People, though, are sharp and clear in my mind…when I remember to recall them. Which, admittedly, is not as often as I could pretend. I'm not too sorry about that though, because that heat- the one that plunges silently down my throat and through my heart to settle in my stomach when I remember something gorgeous that a loved one does or says- is only so potent because it's unexpected. I'm sure people know this because they've been surprised once or twice by how much they missed someone they forgot they were taking for granted.

And I am, you know. Taking a lot for granted.

I've been thinking about how self-indulgent this trip is. I knew all along that it was a selfish endeavour but some things made me examine it in a less "yeah, it's a 'me-me-me' thing but what are you going to do? I wanna discover more about this magnificent creature called Hannah" way. Someone was talking about the divided opinions on Eat Pray Love* and how some say it is heart-wrenchingly wonderful and changed their life and others argue that it's self-indulgent twaddle (I write this as I discuss myself in great detail on a little-read travel blog. Snort.). I allowed that both books and people that are about travelling to foreign places for indefinite periods of time in order to create a new and/or improved identity are enabled only by a wealthy and indulgent culture that encourages and accepts such behaviour. So what the bloody hell have I been doing, huh?

Yeah, I'm a hypocrite. Experiencing a "journey" that the majority of the world's people will never get to take while I spout socialist-sympathetic rants about equality and decency in how we live our lives. My trip is about money and class and education and the ways in which that has made me feel entitled to this pursuit of enlightenment and self-fulfilment. If things were different; maybe I'd be more sorry. I'd have donated my savings to a hard-working and under-staffed, non-government organisation that would try to save the planet and not just my soul. I'd have stayed in Melbourne and changed my life there and then just because I wanted to and I didn't have to be shocked into a re-assessment of my values and habits.

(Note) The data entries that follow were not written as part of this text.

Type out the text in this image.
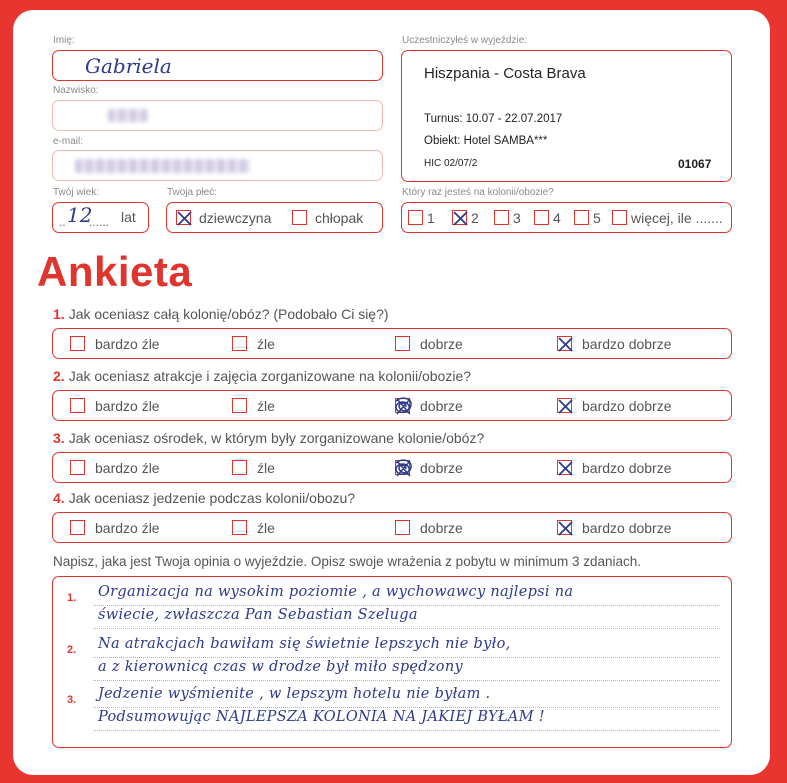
Imię:
Gabriela
Nazwisko:
e-mail:
Twój wiek:
.. 12
...... lat
Twoja płeć:
dziewczyna	chłopak
Uczestniczyłeś w wyjeździe:
Hiszpania - Costa Brava
Turnus: 10.07 - 22.07.2017
Obiekt: Hotel SAMBA***
HIC 02/07/2	01067
Który raz jesteś na kolonii/obozie?
1	2 3 4 5 więcej, ile .......
Ankieta
1. Jak oceniasz całą kolonię/obóz? (Podobało Ci się?)
bardzo źle	źle	dobrze	bardzo dobrze
2. Jak oceniasz atrakcje i zajęcia zorganizowane na kolonii/obozie?
bardzo źle	źle	dobrze	bardzo dobrze
3. Jak oceniasz ośrodek, w którym były zorganizowane kolonie/obóz?
bardzo źle	źle	dobrze	bardzo dobrze
4. Jak oceniasz jedzenie podczas kolonii/obozu?
bardzo źle	źle	dobrze	bardzo dobrze
Napisz, jaka jest Twoja opinia o wyjeździe. Opisz swoje wrażenia z pobytu w minimum 3 zdaniach.
1.
2.
3.
Organizacja na wysokim poziomie , a wychowawcy najlepsi na
świecie, zwłaszcza Pan Sebastian Szeluga
Na atrakcjach bawiłam się świetnie lepszych nie było,
a z kierownicą czas w drodze był miło spędzony
Jedzenie wyśmienite , w lepszym hotelu nie byłam .
Podsumowując NAJLEPSZA KOLONIA NA JAKIEJ BYŁAM !
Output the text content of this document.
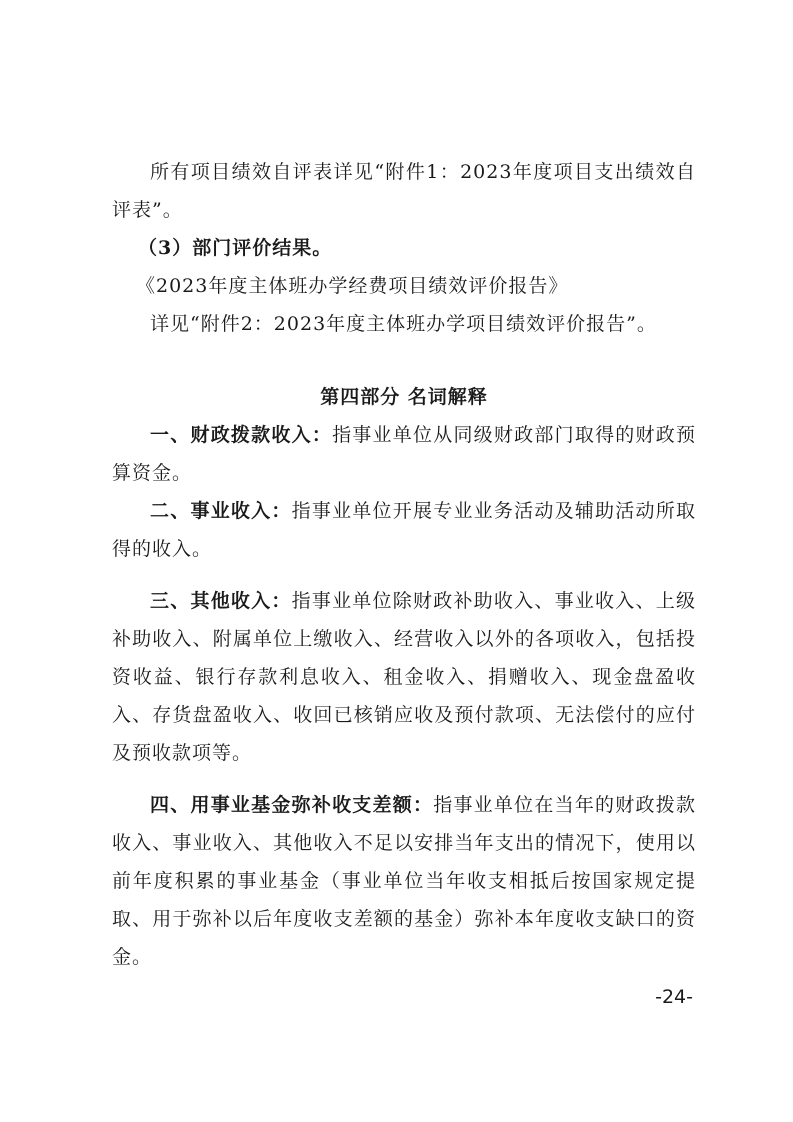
所有项目绩效自评表详见“附件1：2023年度项目支出绩效自评表”。

（3）部门评价结果。

《2023年度主体班办学经费项目绩效评价报告》

详见“附件2：2023年度主体班办学项目绩效评价报告”。

第四部分 名词解释

一、财政拨款收入：指事业单位从同级财政部门取得的财政预算资金。

二、事业收入：指事业单位开展专业业务活动及辅助活动所取得的收入。

三、其他收入：指事业单位除财政补助收入、事业收入、上级补助收入、附属单位上缴收入、经营收入以外的各项收入，包括投资收益、银行存款利息收入、租金收入、捐赠收入、现金盘盈收入、存货盘盈收入、收回已核销应收及预付款项、无法偿付的应付及预收款项等。

四、用事业基金弥补收支差额：指事业单位在当年的财政拨款收入、事业收入、其他收入不足以安排当年支出的情况下，使用以前年度积累的事业基金（事业单位当年收支相抵后按国家规定提取、用于弥补以后年度收支差额的基金）弥补本年度收支缺口的资金。

-24-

But things are not different.

I did travel across the world to pick beans and get an accidental and uneven tan. I did fall in love with a boy who doesn't love me back. I did begin to reassess my ideas of beauty and humanity, even in relation to myself. I did carry a- far too heavy and over-packed- backpack through four countries, thus far, just to discover that all I needed was a cotton dress, credit card, boots and a notebook. I did nothing last weekend but watch movies because I was tired and visiting Toronto was beyond me even though I'd promised to do it soon. I did kiss the Blarney Stone, take a picture at Niagara Falls, gaze at the city of Edinburgh from inside the castle walls and walk across London's Tower Bridge. I did feel far more impressed by the act of swimming alone in a lake, the texture of fried bread fresh from the pan, and the way people look at you when they know they're probably saying goodbye forever.

And I did decide to settle down here for now in order to assess all this. My first farm, first Canadian love. My head was all wrong; I was tired and emotionally broke. Soon, I think, I'll be ready to go again. Do that last bit of moving about, of meeting new people and ogling at places, before I come home. The conclusion I've come to is that though for many people the only and best choice is to figure themselves out well before they're nineteen and travelling the world just 'cause they can, the one I've made is to do it this way. I want to finish this, I guess, despite the burns homesickness sometimes leaves on me and the ideological qualms I have with the way I decided to facilitate this personal growth.

I think I’ve said plenty- too much, really- for now.


* The basic gist I get is that it's a middle-class, middle-aged woman's quest, while en route around the world, to find herself. Haven't read it myself and am actually now desperate to.


[I dunno if everyone realises just how much these blogs are written "on the fly". I don't ezackaly draft them and goodness knows I do a shoddy job editing. I read a couple of them back and thought "whoa, that was bad". This is sort of a record for me as much as anyone reading back home so I suppose it doesn't really matter. But I wish I could do this better.]